OLG Celle: Hartes Foul im Fußball ist als Körperverletzung strafbar.

Das OLG Celle hat entscheiden: Ein besonders hartes Foul im Sport kann eine strafrechtlich zu ahndene Körperverletzung sein. Im hier streitgegendständlichen Fall war das „Opfer“, ein Spieler in der Fußball-Kreisklasse nach der Attacke seines Gegenspielers acht Wochen arbeitsunfähig.

 Mit Berufungsurteil vom 28. November 2019 hatte die 6. kleine Strafkammer des Landgerichts (LG) Hannover einen Fußballspieler wegen eines grob regelwidrigen Foulspiels zu einer Geldstrafe von 120 Tagessätzen zu je 40 Euro verurteilt. Nunmehr hat das Oberlandesgericht (OLG) Celle die gegen dieses Urteil gerichtete Revision des Angeklagten verworfen (Beschl. v. 18.06.2020, Az.: 36 Ns 97/19). Das Urteil des LG ist damit rechtskräftig.

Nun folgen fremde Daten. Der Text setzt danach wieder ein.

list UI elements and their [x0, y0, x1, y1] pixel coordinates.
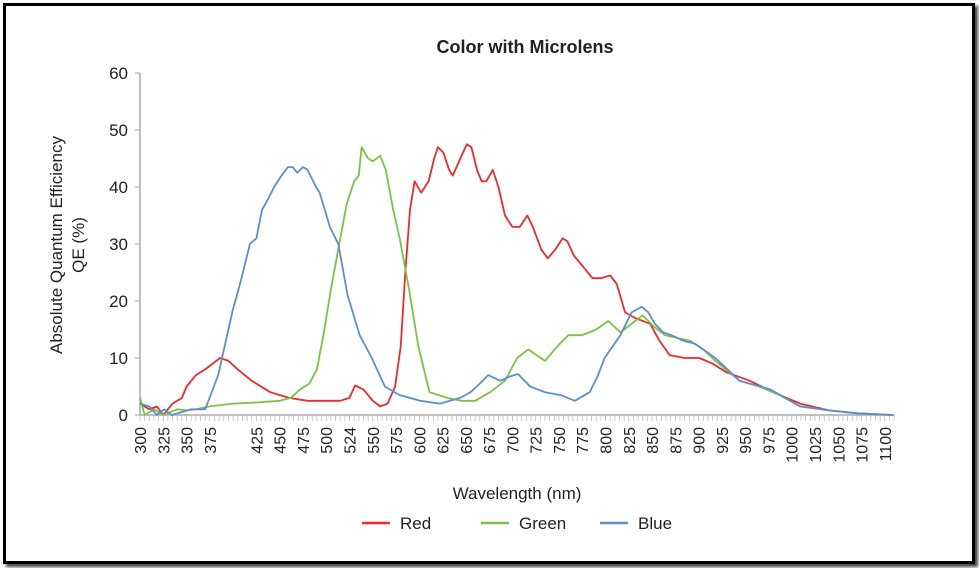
legend-label-green: Green [519, 514, 566, 533]
x-tick-label: 350 [180, 427, 197, 454]
x-tick-label: 524 [342, 427, 359, 454]
chart-frame [3, 3, 975, 564]
y-axis-label-line2: QE (%) [69, 217, 88, 273]
x-tick-label: 625 [436, 427, 453, 454]
x-tick-label: 850 [645, 427, 662, 454]
y-tick-label: 60 [109, 64, 128, 83]
legend-label-red: Red [400, 514, 431, 533]
x-tick-label: 650 [459, 427, 476, 454]
x-tick-label: 1050 [831, 427, 848, 463]
y-tick-label: 40 [109, 178, 128, 197]
x-tick-label: 425 [249, 427, 266, 454]
x-tick-label: 600 [412, 427, 429, 454]
x-tick-label: 1025 [808, 427, 825, 463]
x-tick-label: 875 [668, 427, 685, 454]
x-tick-label: 325 [156, 427, 173, 454]
x-tick-label: 575 [389, 427, 406, 454]
x-tick-label: 900 [692, 427, 709, 454]
y-axis-label-line1: Absolute Quantum Efficiency [47, 136, 66, 354]
chart-title: Color with Microlens [436, 37, 613, 57]
x-tick-label: 450 [273, 427, 290, 454]
x-tick-label: 675 [482, 427, 499, 454]
x-tick-label: 500 [319, 427, 336, 454]
x-tick-label: 950 [738, 427, 755, 454]
x-tick-label: 925 [715, 427, 732, 454]
x-tick-label: 1075 [855, 427, 872, 463]
x-tick-label: 750 [552, 427, 569, 454]
x-tick-label: 550 [366, 427, 383, 454]
axes: 0 10 20 30 40 50 60 300 325 350 375 425 450 475 500 524… [109, 64, 895, 463]
x-tick-label: 300 [133, 427, 150, 454]
x-tick-label: 775 [575, 427, 592, 454]
legend: Red Green Blue [362, 514, 672, 533]
y-tick-label: 20 [109, 292, 128, 311]
x-axis-label: Wavelength (nm) [453, 484, 582, 503]
y-tick-label: 0 [119, 406, 128, 425]
x-tick-label: 800 [599, 427, 616, 454]
y-tick-label: 10 [109, 349, 128, 368]
series-line-blue [139, 166, 894, 416]
y-tick-label: 50 [109, 121, 128, 140]
x-tick-label: 375 [203, 427, 220, 454]
series-lines [139, 143, 894, 416]
series-line-red [139, 143, 894, 416]
x-tick-label: 725 [529, 427, 546, 454]
x-tick-label: 825 [622, 427, 639, 454]
legend-label-blue: Blue [638, 514, 672, 533]
x-tick-label: 1100 [878, 427, 895, 462]
x-tick-label: 975 [761, 427, 778, 454]
y-tick-label: 30 [109, 235, 128, 254]
x-tick-label: 700 [505, 427, 522, 454]
x-tick-label: 1000 [785, 427, 802, 463]
x-tick-label: 475 [296, 427, 313, 454]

Entscheidend war im Verlauf des Verfahrens vor allem die Frage, ob dem angeklagten Amateurfußballer ein vorsätzliches Handeln nachzuweisen war, er also eine Verletzung seines Gegenspielers jedenfalls billigend in Kauf genommen hatte. Nach den Feststellungen des in erster Instanz entscheidenden Amtsgerichts setzte der Mann in der 80. Spielminute des Fußballspiels der Kreisklasse zu einem „Frustfoul“ an, weil seine Mannschaft mit 1:5 zurücklag und sich durch den Schiedsrichter benachteiligt fühlte.  Im Zuge der Urteilsbegründung hatte die Kammer ausdrücklich darauf hingewiesen, dass es sich um eine Einzelfallentscheidung handelt, keinesfalls sei damite eine allgemeine Kriminalisierung des Breitensports oder des körperbetonten Spiels in der Kreisklasse verbunden. Aufgrund der Härte des Einsteigens musste der nach Auffassung der Gerichte aber damit rechnen, seinen Gegner potenziell schwer zu verletzen. Das überschreitet die Grenzen des im Sport zulässigen Verhaltens. Nach Ansicht des Gerichts war das Foul ungewöhnlich brutal gewesen, zum anderen seien die Verletzungen des Gegenspielers ungewöhnlich schwer.